The 2nd team is small, currently only has 5 people not including the testers that come in when needed. Each of the people have different skills sets. When a project requires their skills a new team is pulled together for the duration of the work. They seem to work more agile than the other team but have their own challenges. Like managing operation support work as well as project work. Managing the context switching between projects and the carry over small bugs / warranty period from the previous project’s go live.
Then I was talking to family on the weekend and they have a small business with 7 developers and multiple projects on the go. They are struggling with their standups taking 45 mins as they want to be able to ‘walk the board’ but the tool they are using doesn’t support that easily. There is no transparency of the work that the team complete each day and are working on and what needs doing across all the projects.
So off to Google I went and found the following conversations threads and articles:
- https://davidmarquis.wordpress.com/2011/12/03/small-team-multiple-projects-agile-planning/ This is also a good article on planning for the team with multiple projects.
- https://www.scrum.org/forum/scrum-forum/6121/multiple-projects-multiple-clients-same-dev-team-advice-appreciated – talks about Kanban boards for visibility
- “https://pm.stackexchange.com/questions/11083/how-can-we-manage-multiple-projects-as-one-small-scrum-team This one has a good conversation around Kanban and scrum process with a single backlog for all project items and short weekly sprints.

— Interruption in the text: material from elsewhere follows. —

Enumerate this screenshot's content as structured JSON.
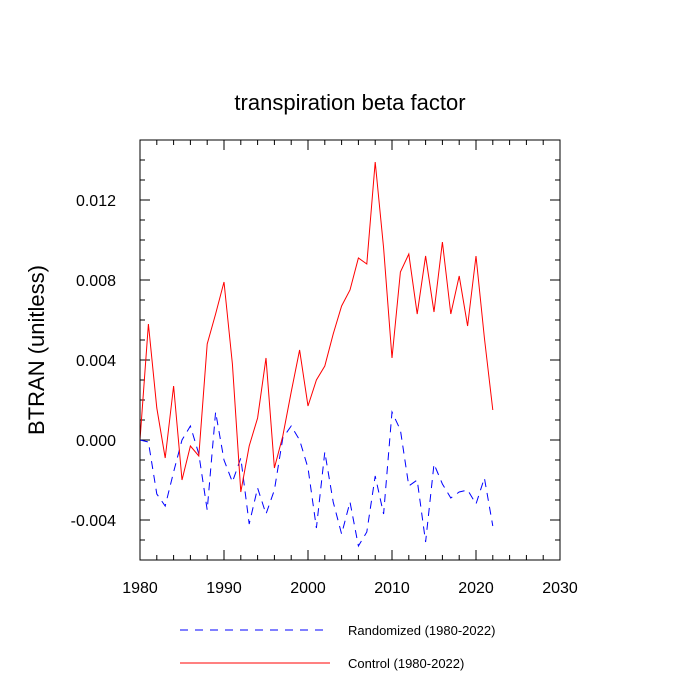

- https://www.linkedin.com/pulse/multiple-scrum-projects-small-teams-gray-agile-areas-jordi-rif%C3%A0/ – this one talks about having really short sprints and focusing on a single project for 2-3 days before switching. A lot of the feedback was around don’t context switch. Sprint lengths don’t have to be 2 weeks they can be as short as 3 days.
- https://medium.com/@anttihavanko/how-to-handle-multiple-projects-with-a-small-team-ebdfde5f6714 – another one on the Kanban board and the team pulling active work items for the sprint and having a theme for the sprint. This way really requires the product owner or project manager to prioritise and maintain the backlog items.
Summary:
our team at work might benefit from work streams as we already have the kanban board in the directors office for the overall visibility. The team might also benefit from going through this on a regular basis to see the upcoming work and big picture.
My families company might benefit from more transparency with a single backlog and a kanban board that they can talk to in their standups each morning. They might also like to try out shorter sprints, maybe even 3 day ones for a project and work on themes and releases as opposed to projects.